Lempeng Tektonik
Mineralisasi emas di Indonesia terbentuk pada busur andesitik yang terjadi dalam rentang
Cretaceous hingga Pliosen (3 -20 My tahun), terutama pada usia Neogen. Pada masa tersebut,
lempeng lempeng yang menyusun Indonesia mulai mengalami pertemuan dan membentuk
zonasi tertentu secara aktif. Setiap busur dicirikan oleh mineralisasi spesifik yang menunjukkan
bahwa dasar busur berhubungan dengan tumbukan awal dan perubahan dalam polaritas tektonik
dan tingkat erosi.
Tipe deposit emas yang teridentifikasi di Indonesia adalah porfiri tembaga emas, skarn,
sistemhigh dan low epithermal sulphidation, emas sediment-hosted, deposit Au-Ag-barite + base
metals dan tipe Kelian, yaitu peralihan tipe porfiri ke sistem epitermal.
Proses Tektonik Regional pada Sistem Busur di Indonesia
Proses utama tektonik di daerah geologi Indonesia untuk daerah busur magma dan
asosiasinya terhadap mineralisasi emas dan tembaga dibagi menjadi :
A. Pembentukan ophiolite, tumbukan, dan perubahan busur
Pembentukan ophiolit terjadi karena pengangkatan kerak samudera sebagai hasil
pemekaran lantai samudra, naik ke atas kerak benua yang pasif dan dipengaruhi juga aktivitas
intrusi andesitk pada kerak yang ditumpangi. Secara tektonik, ophiolit yang terbentuk
mendorong terjadinya pembentukan patahan pada busur belakang (C) sehingga mengakibatkan
perubahan subduksi pada ke arah baru (D). Pada kerak benua yang ditumpangi terjadi pemekaran
(E) sehingga terbentuk cekungan di busur belakang (F). Oleh karena lempeng terus bergerak,
pemekaran dan subduksi terjadi bersamaan (G) sehingga potensi cebakan endapan mineral
terbentuk tinggi karena aktivitas tersebut yang langsung berhubungan dengan magma. Setting
tektonik seperti ini terjadi pada daerah tektonik Sunda Banda yang menghubungkan Timor,
Wetar dan Sumba.
1. Busur magmatik
Tipe busur magmatik di Indonesia terbagi atas mafik dan andesitik. Batuan mafik
volkanik kebanyakan berada pada daerah bekas laut, yang didominasi basalt atau balastik
andesite dan generasinya. Akan tetapi dominasi busur magmatik Indonesia berupa busur
andesitic yang banyak ditemukan di sekitar daerah perairan dangkal.
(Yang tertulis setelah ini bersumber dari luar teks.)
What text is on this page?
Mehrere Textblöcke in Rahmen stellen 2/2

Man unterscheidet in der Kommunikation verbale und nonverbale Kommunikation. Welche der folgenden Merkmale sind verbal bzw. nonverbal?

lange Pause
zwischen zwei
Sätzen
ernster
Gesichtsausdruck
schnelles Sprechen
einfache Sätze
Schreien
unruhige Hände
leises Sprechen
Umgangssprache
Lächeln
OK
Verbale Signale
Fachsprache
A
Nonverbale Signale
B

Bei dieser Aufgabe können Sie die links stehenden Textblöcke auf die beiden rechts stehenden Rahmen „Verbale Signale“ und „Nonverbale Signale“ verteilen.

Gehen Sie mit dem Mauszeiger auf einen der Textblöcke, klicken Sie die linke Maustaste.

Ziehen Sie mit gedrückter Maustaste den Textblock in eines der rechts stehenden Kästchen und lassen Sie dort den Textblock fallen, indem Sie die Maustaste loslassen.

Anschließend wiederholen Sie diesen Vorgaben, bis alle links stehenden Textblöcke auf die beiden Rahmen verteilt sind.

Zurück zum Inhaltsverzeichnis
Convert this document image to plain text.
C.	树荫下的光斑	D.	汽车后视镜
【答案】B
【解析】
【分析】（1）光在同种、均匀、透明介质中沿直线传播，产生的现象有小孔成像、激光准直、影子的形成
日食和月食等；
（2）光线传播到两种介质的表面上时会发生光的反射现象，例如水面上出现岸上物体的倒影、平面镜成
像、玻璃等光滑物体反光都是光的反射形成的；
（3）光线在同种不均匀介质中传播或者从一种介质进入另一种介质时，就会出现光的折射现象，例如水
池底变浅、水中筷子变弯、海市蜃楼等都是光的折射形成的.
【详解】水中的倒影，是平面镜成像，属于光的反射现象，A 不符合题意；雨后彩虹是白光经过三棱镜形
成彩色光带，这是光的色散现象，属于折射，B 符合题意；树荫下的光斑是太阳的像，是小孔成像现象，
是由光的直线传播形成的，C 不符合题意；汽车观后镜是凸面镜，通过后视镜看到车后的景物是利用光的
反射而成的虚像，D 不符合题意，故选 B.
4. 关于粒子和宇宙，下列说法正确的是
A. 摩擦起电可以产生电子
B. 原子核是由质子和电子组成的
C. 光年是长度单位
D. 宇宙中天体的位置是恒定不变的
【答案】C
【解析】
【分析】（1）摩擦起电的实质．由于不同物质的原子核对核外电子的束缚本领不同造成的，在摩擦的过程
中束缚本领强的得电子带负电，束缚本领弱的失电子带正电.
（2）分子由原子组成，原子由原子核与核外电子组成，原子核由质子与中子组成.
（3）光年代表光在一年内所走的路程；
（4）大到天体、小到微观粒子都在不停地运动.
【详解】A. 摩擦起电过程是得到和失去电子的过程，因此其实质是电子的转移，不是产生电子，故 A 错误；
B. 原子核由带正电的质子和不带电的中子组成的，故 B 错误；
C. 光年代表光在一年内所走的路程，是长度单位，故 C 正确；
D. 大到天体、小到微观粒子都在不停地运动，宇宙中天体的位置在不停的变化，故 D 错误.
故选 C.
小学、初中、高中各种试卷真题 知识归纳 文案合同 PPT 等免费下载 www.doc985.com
Dominasi rhyolit yang
membatasi dan menyusun lantai benua. Intrusi andesitik ini mengidikasikan bahwa terjadi stress
lemah yang mengakibatkan tarikan sepanjang busur dan mungkin berhubungan dengan
mundurnya palung di daerah subduksi lempeng samudera.
2.
Lantai busur
Kebanyakan mineralisasi di daerah busur di Indonesia yang terekspos berupa batuan
vulkanik. Lantai busur kebanyakan tersusun atas batuan metamorfik (greenstone, phyllite, mica
schist, gneiss) dan ophiolit. Kerak busur kepulauan lebih tipis dibandingkan dengan daerah kerak
benua.
3. Pemekaran busur belakang
Pemekaran busur belakang terbentuk di busur belakang selama subduksi juga terjadi pada
kerak samudera yang mengalami perubahan arah subduksi. Akibatnya terbentuk cekungan pada
daerah busur belakang.
4. Kompleks daerah metamorfik
Hipotesis yang dimungkinkan untuk menjelaskan kompleks daerah metamorfik adalah
adanya asosiasi dengan patahan bersudut rendah yang merupakan jalur dari metamorfik Papua
Nugini. Pemanjangan kerak terregional yang berasosiasi dengan pemindahan akibat patahan
menyediakan mekanisme yang memungkinkan pemendekan busur. Hal ini dapat dilihat
terbentuk pada daerah subduksi pada busur yang sangat berkaitan dengan aktivitas mineralisasi.
Busur Magmatik Indonesia
Sebagai daerah pertemuan tiga lempeng aktif, Indonesia juga memiliki daerah busur
kepulauan yang menyebar sepanjangan wilayah timur selatan Indonesia. Pergerakan lempeng
lempeng secara aktif pada masa neogen menyusun Indonesia menjadi beberapa jalur aktif busur
magmatik. Secara umum, sistem busur magmatik di Indonesia adalah hasil kompleks sejarah
aktivitas tektonik, termasuk di dalamnya subduksi dan busur magmatik, rotasi dan perpindahan
busur, pemekaran busur belakang, pembentukan ophiolit danpenumbukan yang akibatkan
perubahan arah busur, patahan stike-slip dan kemungkinan karena pemanjangan kerak.
Indonesia memiliki 7 jalur utama busur magmatik dan beberapa busur minor. Ketujuh
busur mayor tersebut adalah
1. Busur Sumatra-Meratus (Pertengahan dan Akhir Cretaceous)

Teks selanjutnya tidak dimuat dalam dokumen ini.